I thought she meant her state pension - I can see from her later replies that they aren't - so yes, she would have to get them paid into a UK bank account


----------



## Madliz (Feb 4, 2011)

My daughter changed her address with Barclays UK to here, a few months ago, all done online through their website. I would never call if I could do it online. I believe all she had to do was print off a form and return it.
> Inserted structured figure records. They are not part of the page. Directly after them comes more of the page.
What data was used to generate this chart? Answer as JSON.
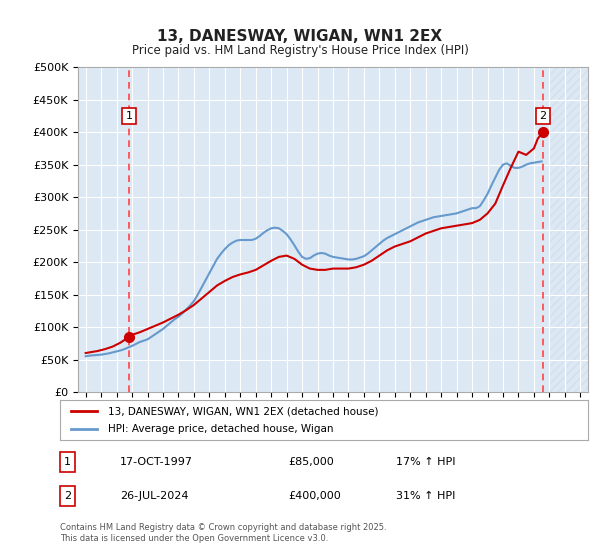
{
  "title": "13, DANESWAY, WIGAN, WN1 2EX",
  "subtitle": "Price paid vs. HM Land Registry's House Price Index (HPI)",
  "background_color": "#ffffff",
  "plot_bg_color": "#dce9f5",
  "grid_color": "#ffffff",
  "hatch_color": "#c8d8e8",
  "ylim": [
    0,
    500000
  ],
  "yticks": [
    0,
    50000,
    100000,
    150000,
    200000,
    250000,
    300000,
    350000,
    400000,
    450000,
    500000
  ],
  "ytick_labels": [
    "£0",
    "£50K",
    "£100K",
    "£150K",
    "£200K",
    "£250K",
    "£300K",
    "£350K",
    "£400K",
    "£450K",
    "£500K"
  ],
  "xlim_start": 1994.5,
  "xlim_end": 2027.5,
  "xticks": [
    1995,
    1996,
    1997,
    1998,
    1999,
    2000,
    2001,
    2002,
    2003,
    2004,
    2005,
    2006,
    2007,
    2008,
    2009,
    2010,
    2011,
    2012,
    2013,
    2014,
    2015,
    2016,
    2017,
    2018,
    2019,
    2020,
    2021,
    2022,
    2023,
    2024,
    2025,
    2026,
    2027
  ],
  "sale1_x": 1997.8,
  "sale1_y": 85000,
  "sale2_x": 2024.58,
  "sale2_y": 400000,
  "sale1_label": "1",
  "sale2_label": "2",
  "red_line_color": "#cc0000",
  "blue_line_color": "#6699cc",
  "dashed_red_color": "#ff4444",
  "legend_entry1": "13, DANESWAY, WIGAN, WN1 2EX (detached house)",
  "legend_entry2": "HPI: Average price, detached house, Wigan",
  "table_row1_num": "1",
  "table_row1_date": "17-OCT-1997",
  "table_row1_price": "£85,000",
  "table_row1_hpi": "17% ↑ HPI",
  "table_row2_num": "2",
  "table_row2_date": "26-JUL-2024",
  "table_row2_price": "£400,000",
  "table_row2_hpi": "31% ↑ HPI",
  "footer": "Contains HM Land Registry data © Crown copyright and database right 2025.\nThis data is licensed under the Open Government Licence v3.0.",
  "hpi_data_x": [
    1995.0,
    1995.25,
    1995.5,
    1995.75,
    1996.0,
    1996.25,
    1996.5,
    1996.75,
    1997.0,
    1997.25,
    1997.5,
    1997.75,
    1998.0,
    1998.25,
    1998.5,
    1998.75,
    1999.0,
    1999.25,
    1999.5,
    1999.75,
    2000.0,
    2000.25,
    2000.5,
    2000.75,
    2001.0,
    2001.25,
    2001.5,
    2001.75,
    2002.0,
    2002.25,
    2002.5,
    2002.75,
    2003.0,
    2003.25,
    2003.5,
    2003.75,
    2004.0,
    2004.25,
    2004.5,
    2004.75,
    2005.0,
    2005.25,
    2005.5,
    2005.75,
    2006.0,
    2006.25,
    2006.5,
    2006.75,
    2007.0,
    2007.25,
    2007.5,
    2007.75,
    2008.0,
    2008.25,
    2008.5,
    2008.75,
    2009.0,
    2009.25,
    2009.5,
    2009.75,
    2010.0,
    2010.25,
    2010.5,
    2010.75,
    2011.0,
    2011.25,
    2011.5,
    2011.75,
    2012.0,
    2012.25,
    2012.5,
    2012.75,
    2013.0,
    2013.25,
    2013.5,
    2013.75,
    2014.0,
    2014.25,
    2014.5,
    2014.75,
    2015.0,
    2015.25,
    2015.5,
    2015.75,
    2016.0,
    2016.25,
    2016.5,
    2016.75,
    2017.0,
    2017.25,
    2017.5,
    2017.75,
    2018.0,
    2018.25,
    2018.5,
    2018.75,
    2019.0,
    2019.25,
    2019.5,
    2019.75,
    2020.0,
    2020.25,
    2020.5,
    2020.75,
    2021.0,
    2021.25,
    2021.5,
    2021.75,
    2022.0,
    2022.25,
    2022.5,
    2022.75,
    2023.0,
    2023.25,
    2023.5,
    2023.75,
    2024.0,
    2024.25,
    2024.5
  ],
  "hpi_data_y": [
    55000,
    56000,
    56500,
    57000,
    57500,
    58500,
    59500,
    61000,
    62500,
    64000,
    66000,
    68500,
    71000,
    74000,
    77000,
    79000,
    81000,
    85000,
    89000,
    93000,
    97000,
    102000,
    107000,
    112000,
    116000,
    121000,
    127000,
    133000,
    140000,
    150000,
    161000,
    172000,
    183000,
    194000,
    205000,
    213000,
    220000,
    226000,
    230000,
    233000,
    234000,
    234000,
    234000,
    234000,
    236000,
    240000,
    245000,
    249000,
    252000,
    253000,
    252000,
    248000,
    243000,
    235000,
    226000,
    216000,
    208000,
    205000,
    206000,
    210000,
    213000,
    214000,
    213000,
    210000,
    208000,
    207000,
    206000,
    205000,
    204000,
    204000,
    205000,
    207000,
    209000,
    213000,
    218000,
    223000,
    228000,
    233000,
    237000,
    240000,
    243000,
    246000,
    249000,
    252000,
    255000,
    258000,
    261000,
    263000,
    265000,
    267000,
    269000,
    270000,
    271000,
    272000,
    273000,
    274000,
    275000,
    277000,
    279000,
    281000,
    283000,
    283000,
    286000,
    295000,
    305000,
    318000,
    330000,
    342000,
    350000,
    352000,
    348000,
    345000,
    345000,
    347000,
    350000,
    352000,
    353000,
    354000,
    355000
  ],
  "red_line_x": [
    1995.0,
    1995.25,
    1995.5,
    1995.75,
    1996.0,
    1996.25,
    1996.5,
    1996.75,
    1997.0,
    1997.25,
    1997.5,
    1997.8,
    1998.0,
    1998.5,
    1999.0,
    1999.5,
    2000.0,
    2000.5,
    2001.0,
    2001.5,
    2002.0,
    2002.5,
    2003.0,
    2003.5,
    2004.0,
    2004.5,
    2005.0,
    2005.5,
    2006.0,
    2006.5,
    2007.0,
    2007.5,
    2008.0,
    2008.5,
    2009.0,
    2009.5,
    2010.0,
    2010.5,
    2011.0,
    2011.5,
    2012.0,
    2012.5,
    2013.0,
    2013.5,
    2014.0,
    2014.5,
    2015.0,
    2015.5,
    2016.0,
    2016.5,
    2017.0,
    2017.5,
    2018.0,
    2018.5,
    2019.0,
    2019.5,
    2020.0,
    2020.5,
    2021.0,
    2021.5,
    2022.0,
    2022.5,
    2023.0,
    2023.5,
    2024.0,
    2024.25,
    2024.58
  ],
  "red_line_y": [
    60000,
    61000,
    62000,
    63000,
    64500,
    66000,
    68000,
    70000,
    73000,
    76000,
    80000,
    85000,
    88000,
    92000,
    97000,
    102000,
    107000,
    113000,
    119000,
    126000,
    134000,
    144000,
    154000,
    164000,
    171000,
    177000,
    181000,
    184000,
    188000,
    195000,
    202000,
    208000,
    210000,
    205000,
    196000,
    190000,
    188000,
    188000,
    190000,
    190000,
    190000,
    192000,
    196000,
    202000,
    210000,
    218000,
    224000,
    228000,
    232000,
    238000,
    244000,
    248000,
    252000,
    254000,
    256000,
    258000,
    260000,
    265000,
    275000,
    290000,
    318000,
    345000,
    370000,
    365000,
    375000,
    390000,
    400000
  ]
}
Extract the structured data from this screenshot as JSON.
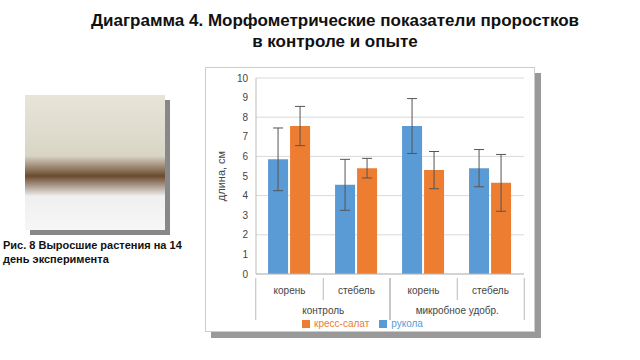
{
  "chart_data": {
    "type": "bar",
    "title": "Диаграмма 4. Морфометрические показатели проростков в контроле и опыте",
    "caption": "Рис. 8 Выросшие растения на 14 день эксперимента",
    "y_label": "длина, см",
    "categories": [
      "корень",
      "стебель",
      "корень",
      "стебель"
    ],
    "group_categories": [
      "контроль",
      "контроль",
      "микробное удобр.",
      "микробное удобр."
    ],
    "series": [
      {
        "name": "рукола",
        "color": "#5b9bd5",
        "values": [
          5.85,
          4.55,
          7.55,
          5.4
        ],
        "errors": [
          1.6,
          1.3,
          1.4,
          0.95
        ]
      },
      {
        "name": "кресс-салат",
        "color": "#ed7d31",
        "values": [
          7.55,
          5.4,
          5.3,
          4.65
        ],
        "errors": [
          1.0,
          0.5,
          0.95,
          1.45
        ]
      }
    ],
    "ylim": [
      0,
      10
    ],
    "yticks": [
      0,
      1,
      2,
      3,
      4,
      5,
      6,
      7,
      8,
      9,
      10
    ],
    "grid": true,
    "legend": "bottom"
  }
}
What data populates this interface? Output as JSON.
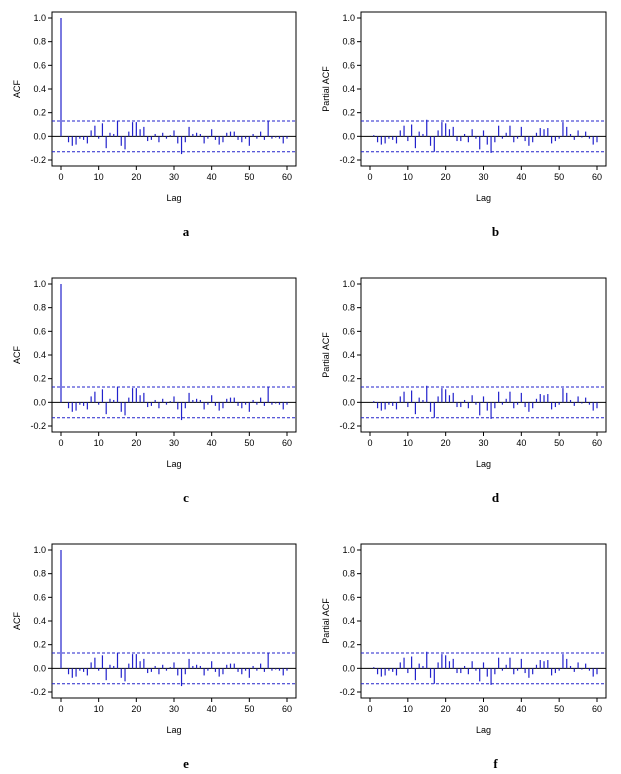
{
  "chart_data": [
    {
      "type": "bar",
      "panel_label": "a",
      "xlabel": "Lag",
      "ylabel": "ACF",
      "xlim": [
        0,
        60
      ],
      "ylim": [
        -0.2,
        1.0
      ],
      "xticks": [
        "0",
        "10",
        "20",
        "30",
        "40",
        "50",
        "60"
      ],
      "yticks": [
        "-0.2",
        "0.0",
        "0.2",
        "0.4",
        "0.6",
        "0.8",
        "1.0"
      ],
      "confidence_band": [
        0.13,
        -0.13
      ],
      "x": [
        0,
        1,
        2,
        3,
        4,
        5,
        6,
        7,
        8,
        9,
        10,
        11,
        12,
        13,
        14,
        15,
        16,
        17,
        18,
        19,
        20,
        21,
        22,
        23,
        24,
        25,
        26,
        27,
        28,
        29,
        30,
        31,
        32,
        33,
        34,
        35,
        36,
        37,
        38,
        39,
        40,
        41,
        42,
        43,
        44,
        45,
        46,
        47,
        48,
        49,
        50,
        51,
        52,
        53,
        54,
        55,
        56,
        57,
        58,
        59,
        60
      ],
      "values": [
        1.0,
        0.0,
        -0.05,
        -0.08,
        -0.07,
        -0.02,
        -0.03,
        -0.06,
        0.05,
        0.09,
        -0.02,
        0.11,
        -0.1,
        0.03,
        0.02,
        0.13,
        -0.08,
        -0.11,
        0.04,
        0.12,
        0.12,
        0.06,
        0.08,
        -0.04,
        -0.03,
        0.02,
        -0.05,
        0.03,
        -0.02,
        0.01,
        0.05,
        -0.06,
        -0.15,
        -0.05,
        0.08,
        0.02,
        0.03,
        0.02,
        -0.06,
        -0.02,
        0.06,
        -0.03,
        -0.07,
        -0.05,
        0.03,
        0.04,
        0.04,
        -0.03,
        -0.05,
        -0.02,
        -0.08,
        0.02,
        -0.02,
        0.04,
        -0.03,
        0.13,
        -0.02,
        -0.01,
        -0.02,
        -0.06,
        -0.02
      ]
    },
    {
      "type": "bar",
      "panel_label": "b",
      "xlabel": "Lag",
      "ylabel": "Partial ACF",
      "xlim": [
        0,
        60
      ],
      "ylim": [
        -0.2,
        1.0
      ],
      "xticks": [
        "0",
        "10",
        "20",
        "30",
        "40",
        "50",
        "60"
      ],
      "yticks": [
        "-0.2",
        "0.0",
        "0.2",
        "0.4",
        "0.6",
        "0.8",
        "1.0"
      ],
      "confidence_band": [
        0.13,
        -0.13
      ],
      "x": [
        1,
        2,
        3,
        4,
        5,
        6,
        7,
        8,
        9,
        10,
        11,
        12,
        13,
        14,
        15,
        16,
        17,
        18,
        19,
        20,
        21,
        22,
        23,
        24,
        25,
        26,
        27,
        28,
        29,
        30,
        31,
        32,
        33,
        34,
        35,
        36,
        37,
        38,
        39,
        40,
        41,
        42,
        43,
        44,
        45,
        46,
        47,
        48,
        49,
        50,
        51,
        52,
        53,
        54,
        55,
        56,
        57,
        58,
        59,
        60
      ],
      "values": [
        0.01,
        -0.05,
        -0.07,
        -0.06,
        -0.02,
        -0.03,
        -0.06,
        0.05,
        0.09,
        -0.04,
        0.1,
        -0.1,
        0.04,
        0.02,
        0.14,
        -0.08,
        -0.13,
        0.05,
        0.12,
        0.11,
        0.06,
        0.08,
        -0.04,
        -0.04,
        0.02,
        -0.05,
        0.06,
        -0.02,
        -0.11,
        0.05,
        -0.07,
        -0.14,
        -0.05,
        0.09,
        -0.02,
        0.03,
        0.09,
        -0.05,
        -0.02,
        0.08,
        -0.04,
        -0.08,
        -0.05,
        0.03,
        0.07,
        0.06,
        0.07,
        -0.06,
        -0.04,
        -0.02,
        0.12,
        0.08,
        0.02,
        -0.03,
        0.05,
        -0.01,
        0.04,
        -0.02,
        -0.07,
        -0.05
      ]
    },
    {
      "type": "bar",
      "panel_label": "c",
      "xlabel": "Lag",
      "ylabel": "ACF",
      "xlim": [
        0,
        60
      ],
      "ylim": [
        -0.2,
        1.0
      ],
      "xticks": [
        "0",
        "10",
        "20",
        "30",
        "40",
        "50",
        "60"
      ],
      "yticks": [
        "-0.2",
        "0.0",
        "0.2",
        "0.4",
        "0.6",
        "0.8",
        "1.0"
      ],
      "confidence_band": [
        0.13,
        -0.13
      ],
      "x": [
        0,
        1,
        2,
        3,
        4,
        5,
        6,
        7,
        8,
        9,
        10,
        11,
        12,
        13,
        14,
        15,
        16,
        17,
        18,
        19,
        20,
        21,
        22,
        23,
        24,
        25,
        26,
        27,
        28,
        29,
        30,
        31,
        32,
        33,
        34,
        35,
        36,
        37,
        38,
        39,
        40,
        41,
        42,
        43,
        44,
        45,
        46,
        47,
        48,
        49,
        50,
        51,
        52,
        53,
        54,
        55,
        56,
        57,
        58,
        59,
        60
      ],
      "values": [
        1.0,
        0.0,
        -0.05,
        -0.08,
        -0.07,
        -0.02,
        -0.03,
        -0.06,
        0.05,
        0.09,
        -0.02,
        0.11,
        -0.1,
        0.03,
        0.02,
        0.13,
        -0.08,
        -0.11,
        0.04,
        0.12,
        0.12,
        0.06,
        0.08,
        -0.04,
        -0.03,
        0.02,
        -0.05,
        0.03,
        -0.02,
        0.01,
        0.05,
        -0.06,
        -0.15,
        -0.05,
        0.08,
        0.02,
        0.03,
        0.02,
        -0.06,
        -0.02,
        0.06,
        -0.03,
        -0.07,
        -0.05,
        0.03,
        0.04,
        0.04,
        -0.03,
        -0.05,
        -0.02,
        -0.08,
        0.02,
        -0.02,
        0.04,
        -0.03,
        0.13,
        -0.02,
        -0.01,
        -0.02,
        -0.06,
        -0.02
      ]
    },
    {
      "type": "bar",
      "panel_label": "d",
      "xlabel": "Lag",
      "ylabel": "Partial ACF",
      "xlim": [
        0,
        60
      ],
      "ylim": [
        -0.2,
        1.0
      ],
      "xticks": [
        "0",
        "10",
        "20",
        "30",
        "40",
        "50",
        "60"
      ],
      "yticks": [
        "-0.2",
        "0.0",
        "0.2",
        "0.4",
        "0.6",
        "0.8",
        "1.0"
      ],
      "confidence_band": [
        0.13,
        -0.13
      ],
      "x": [
        1,
        2,
        3,
        4,
        5,
        6,
        7,
        8,
        9,
        10,
        11,
        12,
        13,
        14,
        15,
        16,
        17,
        18,
        19,
        20,
        21,
        22,
        23,
        24,
        25,
        26,
        27,
        28,
        29,
        30,
        31,
        32,
        33,
        34,
        35,
        36,
        37,
        38,
        39,
        40,
        41,
        42,
        43,
        44,
        45,
        46,
        47,
        48,
        49,
        50,
        51,
        52,
        53,
        54,
        55,
        56,
        57,
        58,
        59,
        60
      ],
      "values": [
        0.01,
        -0.05,
        -0.07,
        -0.06,
        -0.02,
        -0.03,
        -0.06,
        0.05,
        0.09,
        -0.04,
        0.1,
        -0.1,
        0.04,
        0.02,
        0.14,
        -0.08,
        -0.13,
        0.05,
        0.12,
        0.11,
        0.06,
        0.08,
        -0.04,
        -0.04,
        0.02,
        -0.05,
        0.06,
        -0.02,
        -0.11,
        0.05,
        -0.07,
        -0.14,
        -0.05,
        0.09,
        -0.02,
        0.03,
        0.09,
        -0.05,
        -0.02,
        0.08,
        -0.04,
        -0.08,
        -0.05,
        0.03,
        0.07,
        0.06,
        0.07,
        -0.06,
        -0.04,
        -0.02,
        0.12,
        0.08,
        0.02,
        -0.03,
        0.05,
        -0.01,
        0.04,
        -0.02,
        -0.07,
        -0.05
      ]
    },
    {
      "type": "bar",
      "panel_label": "e",
      "xlabel": "Lag",
      "ylabel": "ACF",
      "xlim": [
        0,
        60
      ],
      "ylim": [
        -0.2,
        1.0
      ],
      "xticks": [
        "0",
        "10",
        "20",
        "30",
        "40",
        "50",
        "60"
      ],
      "yticks": [
        "-0.2",
        "0.0",
        "0.2",
        "0.4",
        "0.6",
        "0.8",
        "1.0"
      ],
      "confidence_band": [
        0.13,
        -0.13
      ],
      "x": [
        0,
        1,
        2,
        3,
        4,
        5,
        6,
        7,
        8,
        9,
        10,
        11,
        12,
        13,
        14,
        15,
        16,
        17,
        18,
        19,
        20,
        21,
        22,
        23,
        24,
        25,
        26,
        27,
        28,
        29,
        30,
        31,
        32,
        33,
        34,
        35,
        36,
        37,
        38,
        39,
        40,
        41,
        42,
        43,
        44,
        45,
        46,
        47,
        48,
        49,
        50,
        51,
        52,
        53,
        54,
        55,
        56,
        57,
        58,
        59,
        60
      ],
      "values": [
        1.0,
        0.0,
        -0.05,
        -0.08,
        -0.07,
        -0.02,
        -0.03,
        -0.06,
        0.05,
        0.09,
        -0.02,
        0.11,
        -0.1,
        0.03,
        0.02,
        0.13,
        -0.08,
        -0.11,
        0.04,
        0.12,
        0.12,
        0.06,
        0.08,
        -0.04,
        -0.03,
        0.02,
        -0.05,
        0.03,
        -0.02,
        0.01,
        0.05,
        -0.06,
        -0.15,
        -0.05,
        0.08,
        0.02,
        0.03,
        0.02,
        -0.06,
        -0.02,
        0.06,
        -0.03,
        -0.07,
        -0.05,
        0.03,
        0.04,
        0.04,
        -0.03,
        -0.05,
        -0.02,
        -0.08,
        0.02,
        -0.02,
        0.04,
        -0.03,
        0.13,
        -0.02,
        -0.01,
        -0.02,
        -0.06,
        -0.02
      ]
    },
    {
      "type": "bar",
      "panel_label": "f",
      "xlabel": "Lag",
      "ylabel": "Partial ACF",
      "xlim": [
        0,
        60
      ],
      "ylim": [
        -0.2,
        1.0
      ],
      "xticks": [
        "0",
        "10",
        "20",
        "30",
        "40",
        "50",
        "60"
      ],
      "yticks": [
        "-0.2",
        "0.0",
        "0.2",
        "0.4",
        "0.6",
        "0.8",
        "1.0"
      ],
      "confidence_band": [
        0.13,
        -0.13
      ],
      "x": [
        1,
        2,
        3,
        4,
        5,
        6,
        7,
        8,
        9,
        10,
        11,
        12,
        13,
        14,
        15,
        16,
        17,
        18,
        19,
        20,
        21,
        22,
        23,
        24,
        25,
        26,
        27,
        28,
        29,
        30,
        31,
        32,
        33,
        34,
        35,
        36,
        37,
        38,
        39,
        40,
        41,
        42,
        43,
        44,
        45,
        46,
        47,
        48,
        49,
        50,
        51,
        52,
        53,
        54,
        55,
        56,
        57,
        58,
        59,
        60
      ],
      "values": [
        0.01,
        -0.05,
        -0.07,
        -0.06,
        -0.02,
        -0.03,
        -0.06,
        0.05,
        0.09,
        -0.04,
        0.1,
        -0.1,
        0.04,
        0.02,
        0.14,
        -0.08,
        -0.13,
        0.05,
        0.12,
        0.11,
        0.06,
        0.08,
        -0.04,
        -0.04,
        0.02,
        -0.05,
        0.06,
        -0.02,
        -0.11,
        0.05,
        -0.07,
        -0.14,
        -0.05,
        0.09,
        -0.02,
        0.03,
        0.09,
        -0.05,
        -0.02,
        0.08,
        -0.04,
        -0.08,
        -0.05,
        0.03,
        0.07,
        0.06,
        0.07,
        -0.06,
        -0.04,
        -0.02,
        0.12,
        0.08,
        0.02,
        -0.03,
        0.05,
        -0.01,
        0.04,
        -0.02,
        -0.07,
        -0.05
      ]
    }
  ],
  "colors": {
    "bars": "#2222cc",
    "confidence_band": "#2222cc",
    "axes": "#000000",
    "zero_line": "#000000"
  }
}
I wouldn't recommend closing a UK account - trying to open one from afar is nigh on impossible.


----------



## carolleb (Oct 30, 2011)

*barclays*

I have looked for this form cant find it, will go back again and take a better look, today also my skype isnt working so Im ready for throwing a wobbly big time lol.


----------



## Madliz (Feb 4, 2011)

Here's the form:

http://ask.barclays.co.uk/resources/barclays/day2day_banking/Newchangeaddress

The address to post it to is at the bottom of the form. It took about a month to receive the first communication from them at the new address.


----------



## casa99 (Oct 19, 2010)

Hi Carolleb, if you have to keep your pensions in Barclays u.k. you can use a firm called World First, once you set up an account with them and transfer a regular monthly amount there are no transfer charges to pay, this is the firm that I use to get my pension from a Barclays account into my spanish bank account with very good rates of exchange and I don`t pay transfer charges and the money is in my account the same day.
David.


----------